Exactly. And the way that I compose I can convey my feelings to different kinds of people through music. So I think it is a very powerful tool.

Digesting the indigestible.

Yes Exactly.

So how do we practice this healing our relationship with earth and each other?

I think that when you are oppressed for so long, you sometimes forget that the chains are breakable. Sometimes you may get the chance to break your own chains, but you are used to not being able to do so. Even after six years of living here in Amsterdam, I still can not free myself completely from the occupation, the injustice and racism we go through.
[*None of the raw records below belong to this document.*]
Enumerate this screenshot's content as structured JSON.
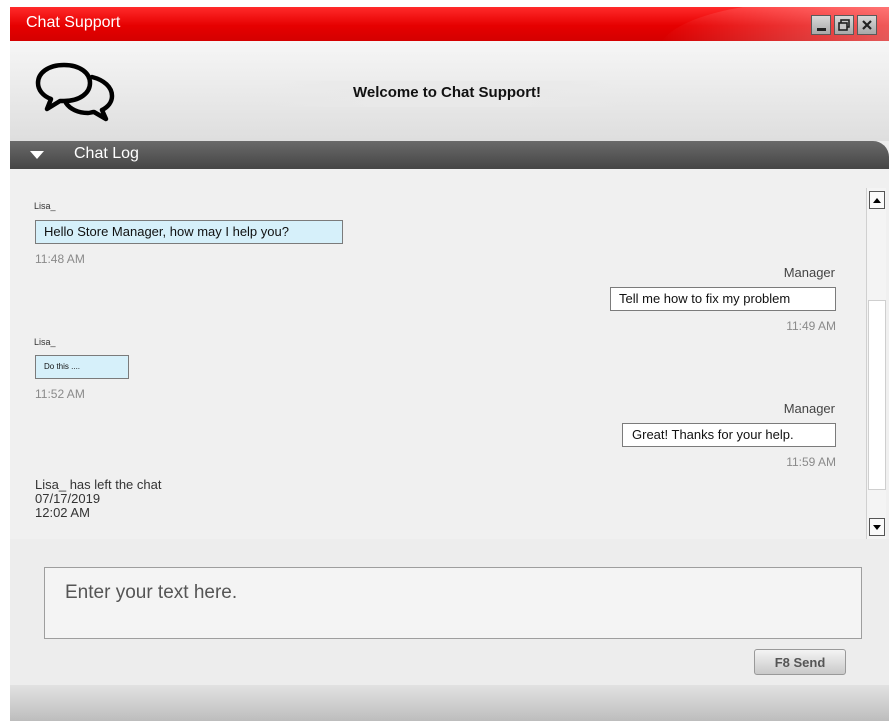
{
  "window": {
    "title": "Chat Support"
  },
  "header": {
    "welcome": "Welcome to Chat Support!"
  },
  "section": {
    "title": "Chat Log"
  },
  "messages": [
    {
      "sender": "Lisa_",
      "text": "Hello Store Manager, how may I help you?",
      "time": "11:48 AM"
    },
    {
      "sender": "Manager",
      "text": "Tell me how to fix my problem",
      "time": "11:49 AM"
    },
    {
      "sender": "Lisa_",
      "text": "Do this ....",
      "time": "11:52 AM"
    },
    {
      "sender": "Manager",
      "text": "Great! Thanks for your help.",
      "time": "11:59 AM"
    }
  ],
  "system_message": {
    "text": "Lisa_ has left the chat",
    "date": "07/17/2019",
    "time": "12:02 AM"
  },
  "input": {
    "placeholder": "Enter your text here."
  },
  "send_button": {
    "label": "F8 Send"
  },
  "colors": {
    "titlebar": "#e60000",
    "agent_bubble": "#d6f0fa",
    "section_bar": "#505050"
  }
}
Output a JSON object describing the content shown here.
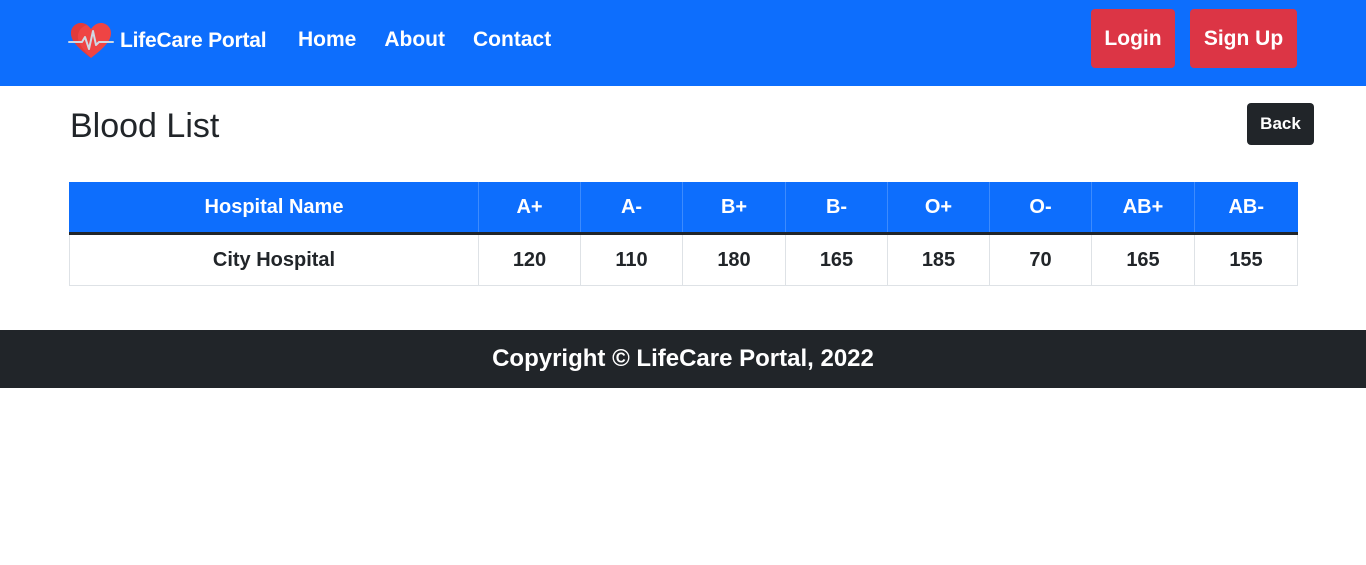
{
  "brand": {
    "name": "LifeCare Portal",
    "logo_icon": "heart-pulse-icon",
    "logo_color": "#ef4444"
  },
  "nav": {
    "items": [
      {
        "label": "Home"
      },
      {
        "label": "About"
      },
      {
        "label": "Contact"
      }
    ]
  },
  "auth": {
    "login_label": "Login",
    "signup_label": "Sign Up"
  },
  "page": {
    "title": "Blood List",
    "back_label": "Back"
  },
  "table": {
    "headers": [
      "Hospital Name",
      "A+",
      "A-",
      "B+",
      "B-",
      "O+",
      "O-",
      "AB+",
      "AB-"
    ],
    "rows": [
      [
        "City Hospital",
        "120",
        "110",
        "180",
        "165",
        "185",
        "70",
        "165",
        "155"
      ]
    ]
  },
  "footer": {
    "text": "Copyright © LifeCare Portal, 2022"
  },
  "colors": {
    "primary": "#0d6efd",
    "danger": "#dc3545",
    "dark": "#212529"
  }
}
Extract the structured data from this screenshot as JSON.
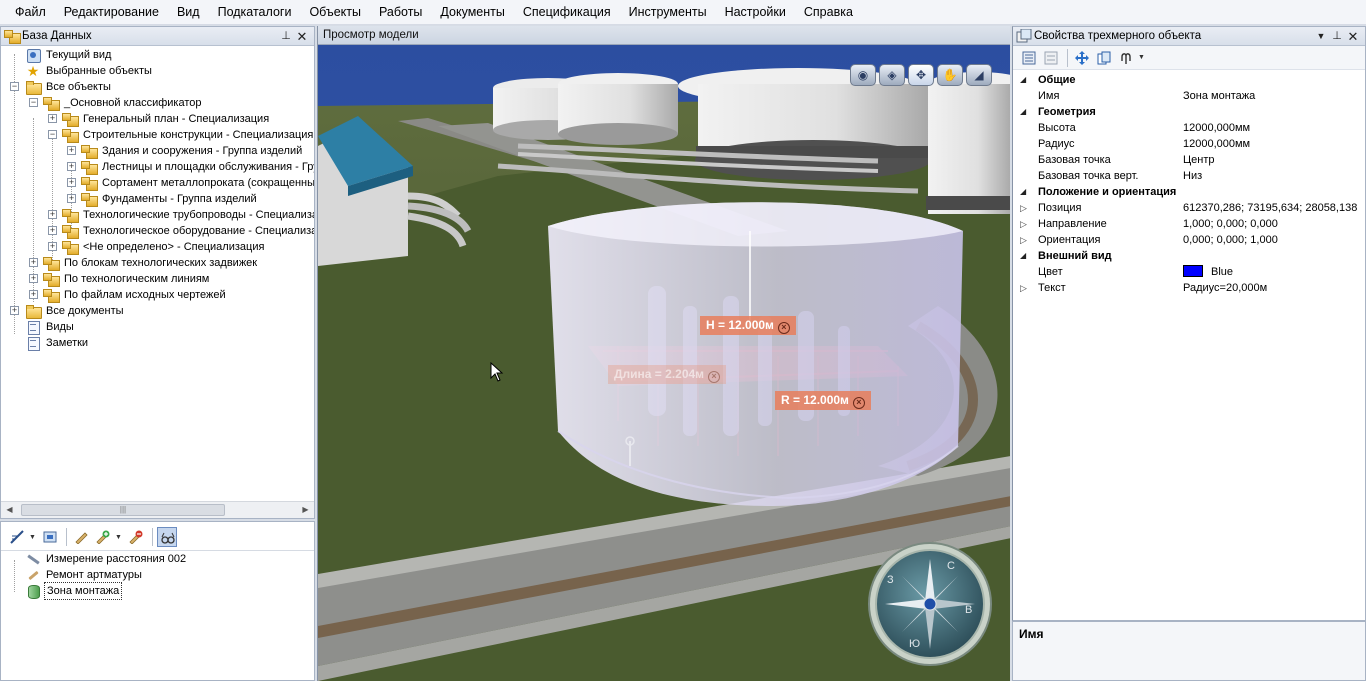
{
  "menu": [
    "Файл",
    "Редактирование",
    "Вид",
    "Подкаталоги",
    "Объекты",
    "Работы",
    "Документы",
    "Спецификация",
    "Инструменты",
    "Настройки",
    "Справка"
  ],
  "database_panel": {
    "title": "База Данных",
    "pin_label": "⊥",
    "close_label": "✕",
    "tree": [
      {
        "label": "Текущий вид",
        "icon": "view-icon"
      },
      {
        "label": "Выбранные объекты",
        "icon": "star-icon"
      },
      {
        "label": "Все объекты",
        "icon": "folder-icon"
      },
      {
        "label": "_Основной классификатор",
        "icon": "classifier-icon"
      },
      {
        "label": "Генеральный план - Специализация",
        "icon": "classifier-icon"
      },
      {
        "label": "Строительные конструкции - Специализация",
        "icon": "classifier-icon"
      },
      {
        "label": "Здания и сооружения - Группа изделий",
        "icon": "classifier-icon"
      },
      {
        "label": "Лестницы и площадки обслуживания - Группа изделий",
        "icon": "classifier-icon"
      },
      {
        "label": "Сортамент металлопроката (сокращенный)",
        "icon": "classifier-icon"
      },
      {
        "label": "Фундаменты - Группа изделий",
        "icon": "classifier-icon"
      },
      {
        "label": "Технологические трубопроводы - Специализация",
        "icon": "classifier-icon"
      },
      {
        "label": "Технологическое оборудование - Специализация",
        "icon": "classifier-icon"
      },
      {
        "label": "<Не определено> - Специализация",
        "icon": "classifier-icon"
      },
      {
        "label": "По блокам технологических задвижек",
        "icon": "classifier-icon"
      },
      {
        "label": "По технологическим линиям",
        "icon": "classifier-icon"
      },
      {
        "label": "По файлам исходных чертежей",
        "icon": "classifier-icon"
      },
      {
        "label": "Все документы",
        "icon": "folder-icon"
      },
      {
        "label": "Виды",
        "icon": "doc-icon"
      },
      {
        "label": "Заметки",
        "icon": "doc-icon"
      }
    ]
  },
  "notes_panel": {
    "items": [
      {
        "label": "Измерение расстояния 002",
        "icon": "ruler-icon"
      },
      {
        "label": "Ремонт артматуры",
        "icon": "wrench-icon"
      },
      {
        "label": "Зона монтажа",
        "icon": "cylinder-icon",
        "selected": true
      }
    ]
  },
  "viewport": {
    "title": "Просмотр модели",
    "nav_buttons": [
      "eye-icon",
      "cube-icon",
      "orbit-icon",
      "pan-hand-icon",
      "zoom-icon"
    ],
    "dimension_labels": {
      "height": "H = 12.000м",
      "length": "Длина = 2.204м",
      "radius": "R = 12.000м"
    },
    "compass": {
      "letters": [
        "С",
        "В",
        "Ю",
        "З"
      ]
    }
  },
  "properties_panel": {
    "title": "Свойства трехмерного объекта",
    "dropdown_label": "▼",
    "pin_label": "⊥",
    "close_label": "✕",
    "toolbar_icons": [
      "sort-category-icon",
      "sort-alpha-icon",
      "move-icon",
      "copy-icon",
      "branch-icon"
    ],
    "rows": [
      {
        "type": "cat",
        "name": "Общие"
      },
      {
        "type": "prop",
        "name": "Имя",
        "value": "Зона монтажа"
      },
      {
        "type": "cat",
        "name": "Геометрия"
      },
      {
        "type": "prop",
        "name": "Высота",
        "value": "12000,000мм"
      },
      {
        "type": "prop",
        "name": "Радиус",
        "value": "12000,000мм"
      },
      {
        "type": "prop",
        "name": "Базовая точка",
        "value": "Центр"
      },
      {
        "type": "prop",
        "name": "Базовая точка верт.",
        "value": "Низ"
      },
      {
        "type": "cat",
        "name": "Положение и ориентация"
      },
      {
        "type": "prop",
        "name": "Позиция",
        "value": "612370,286; 73195,634; 28058,138",
        "expandable": true
      },
      {
        "type": "prop",
        "name": "Направление",
        "value": "1,000; 0,000; 0,000",
        "expandable": true
      },
      {
        "type": "prop",
        "name": "Ориентация",
        "value": "0,000; 0,000; 1,000",
        "expandable": true
      },
      {
        "type": "cat",
        "name": "Внешний вид"
      },
      {
        "type": "prop",
        "name": "Цвет",
        "value": "Blue",
        "color": "#0000ff"
      },
      {
        "type": "prop",
        "name": "Текст",
        "value": "Радиус=20,000м",
        "expandable": true
      }
    ],
    "description_title": "Имя"
  }
}
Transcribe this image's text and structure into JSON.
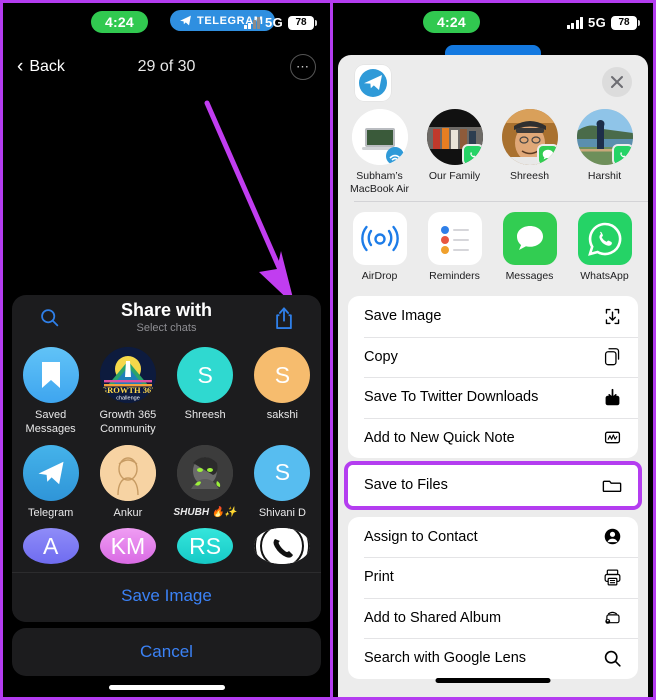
{
  "left_phone": {
    "status_bar": {
      "time": "4:24",
      "app_pill": "TELEGRAM",
      "network": "5G",
      "battery": "78"
    },
    "nav": {
      "back_label": "Back",
      "counter": "29 of 30",
      "more_icon": "more-dots-icon"
    },
    "share_sheet": {
      "title": "Share with",
      "subtitle": "Select chats",
      "search_icon": "search-icon",
      "forward_icon": "share-up-icon",
      "contacts": [
        {
          "name": "Saved Messages",
          "initials": "",
          "color": "#4cb7f2",
          "type": "bookmark"
        },
        {
          "name": "Growth 365 Community",
          "initials": "",
          "color": "#0d1b3e",
          "type": "logo"
        },
        {
          "name": "Shreesh",
          "initials": "S",
          "color": "#2fd9d0",
          "type": "initials"
        },
        {
          "name": "sakshi",
          "initials": "S",
          "color": "#f6bc6e",
          "type": "initials"
        },
        {
          "name": "Telegram",
          "initials": "",
          "color": "#3aa1e0",
          "type": "telegram"
        },
        {
          "name": "Ankur",
          "initials": "",
          "color": "#f5d0a0",
          "type": "photo"
        },
        {
          "name": "SHUBH 🔥✨",
          "initials": "",
          "color": "#4a4a4a",
          "type": "photo"
        },
        {
          "name": "Shivani D",
          "initials": "S",
          "color": "#57bdf0",
          "type": "initials"
        },
        {
          "name": "",
          "initials": "A",
          "color": "#7d7bf2",
          "type": "initials"
        },
        {
          "name": "",
          "initials": "KM",
          "color": "#e07de8",
          "type": "initials"
        },
        {
          "name": "",
          "initials": "RS",
          "color": "#2fd9d0",
          "type": "initials"
        },
        {
          "name": "",
          "initials": "",
          "color": "#ffffff",
          "type": "phone"
        }
      ],
      "save_label": "Save Image"
    },
    "cancel_label": "Cancel"
  },
  "right_phone": {
    "status_bar": {
      "time": "4:24",
      "network": "5G",
      "battery": "78"
    },
    "sheet": {
      "source_icon": "telegram-icon",
      "close_icon": "close-icon",
      "people": [
        {
          "name": "Subham’s MacBook Air",
          "badge": "airdrop"
        },
        {
          "name": "Our Family",
          "badge": "whatsapp"
        },
        {
          "name": "Shreesh",
          "badge": "messages"
        },
        {
          "name": "Harshit",
          "badge": "whatsapp"
        },
        {
          "name": "",
          "badge": ""
        }
      ],
      "apps": [
        {
          "name": "AirDrop",
          "icon": "airdrop-icon"
        },
        {
          "name": "Reminders",
          "icon": "reminders-icon"
        },
        {
          "name": "Messages",
          "icon": "messages-icon"
        },
        {
          "name": "WhatsApp",
          "icon": "whatsapp-icon"
        },
        {
          "name": "",
          "icon": "notes-icon"
        }
      ],
      "actions_primary": [
        {
          "label": "Save Image",
          "icon": "save-image-icon"
        },
        {
          "label": "Copy",
          "icon": "copy-icon"
        },
        {
          "label": "Save To Twitter Downloads",
          "icon": "download-icon"
        },
        {
          "label": "Add to New Quick Note",
          "icon": "quick-note-icon"
        }
      ],
      "highlighted_action": {
        "label": "Save to Files",
        "icon": "folder-icon",
        "highlight_color": "#b43df0"
      },
      "actions_secondary": [
        {
          "label": "Assign to Contact",
          "icon": "contact-icon"
        },
        {
          "label": "Print",
          "icon": "printer-icon"
        },
        {
          "label": "Add to Shared Album",
          "icon": "shared-album-icon"
        },
        {
          "label": "Search with Google Lens",
          "icon": "search-icon"
        }
      ]
    }
  },
  "annotation": {
    "arrow_color": "#c13df0",
    "highlight_color": "#b43df0"
  }
}
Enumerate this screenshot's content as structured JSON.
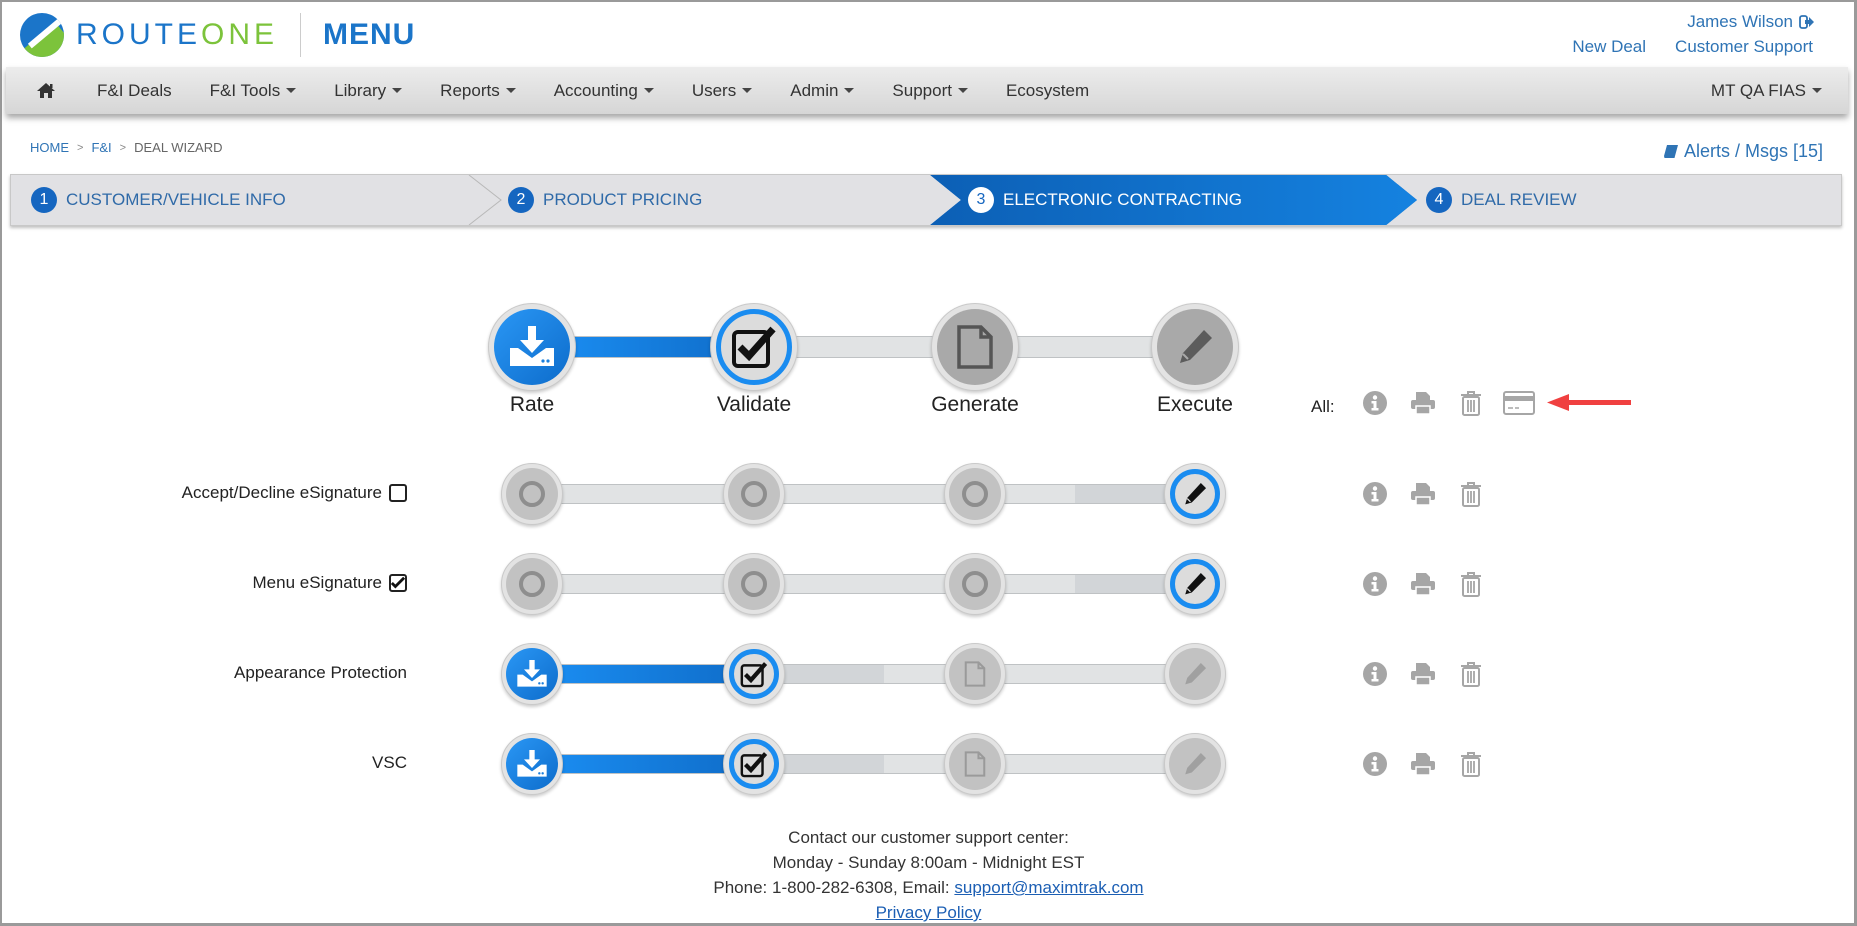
{
  "header": {
    "logo": {
      "part1": "ROUTE",
      "part2": "ONE",
      "product": "MENU"
    },
    "user_name": "James Wilson",
    "links": [
      "New Deal",
      "Customer Support"
    ]
  },
  "nav": {
    "items": [
      {
        "label": "F&I Deals",
        "dropdown": false
      },
      {
        "label": "F&I Tools",
        "dropdown": true
      },
      {
        "label": "Library",
        "dropdown": true
      },
      {
        "label": "Reports",
        "dropdown": true
      },
      {
        "label": "Accounting",
        "dropdown": true
      },
      {
        "label": "Users",
        "dropdown": true
      },
      {
        "label": "Admin",
        "dropdown": true
      },
      {
        "label": "Support",
        "dropdown": true
      },
      {
        "label": "Ecosystem",
        "dropdown": false
      }
    ],
    "dealer": "MT QA FIAS"
  },
  "breadcrumb": [
    "HOME",
    "F&I",
    "DEAL WIZARD"
  ],
  "alerts": "Alerts / Msgs [15]",
  "wizard": {
    "steps": [
      {
        "num": "1",
        "label": "CUSTOMER/VEHICLE INFO"
      },
      {
        "num": "2",
        "label": "PRODUCT PRICING"
      },
      {
        "num": "3",
        "label": "ELECTRONIC CONTRACTING"
      },
      {
        "num": "4",
        "label": "DEAL REVIEW"
      }
    ],
    "active_step": 3
  },
  "stepper": {
    "stages": [
      "Rate",
      "Validate",
      "Generate",
      "Execute"
    ],
    "all_label": "All:",
    "all_actions": [
      "info",
      "print",
      "delete",
      "payment"
    ]
  },
  "rows": [
    {
      "label": "Accept/Decline eSignature",
      "checkbox": true,
      "checked": false,
      "current_stage": "Execute",
      "completed_stages": []
    },
    {
      "label": "Menu eSignature",
      "checkbox": true,
      "checked": true,
      "current_stage": "Execute",
      "completed_stages": []
    },
    {
      "label": "Appearance Protection",
      "checkbox": false,
      "current_stage": "Validate",
      "completed_stages": [
        "Rate"
      ]
    },
    {
      "label": "VSC",
      "checkbox": false,
      "current_stage": "Validate",
      "completed_stages": [
        "Rate"
      ]
    }
  ],
  "colors": {
    "brand_blue": "#1b75c9",
    "brand_green": "#7cc33b",
    "active_step": "#0f6cc8",
    "annotation_arrow": "#f04040"
  },
  "footer": {
    "line1": "Contact our customer support center:",
    "line2": "Monday - Sunday 8:00am - Midnight EST",
    "line3_prefix": "Phone: 1-800-282-6308, Email: ",
    "email": "support@maximtrak.com",
    "privacy": "Privacy Policy"
  }
}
This causes us to build new chains that we grow up with and get used to as oppressed people.

Internalizing it

Exactly. I think it negatively affects our relationship with ourselves and with each other. We go into this cycle…

A trauma response

A trauma response to what we have been through and we get sucked into it. It may be natural to be there, because there’s a lot of pain. I think we have to be there in order to break free of it somehow. You must remind yourself: You can actually do this. You are not being stopped right now… That thought is very empowering.

That can build good muscle memory that there are still things that are changeable.

Yes. That you are not defined by being oppressed. That is something that happens to you unfortunately… to us. And we have to resist it, we have to fight it in our own way. But it doesn’t define me. The fact that I am oppressed doesn’t define who I am and what my essence is. I am so much more than that.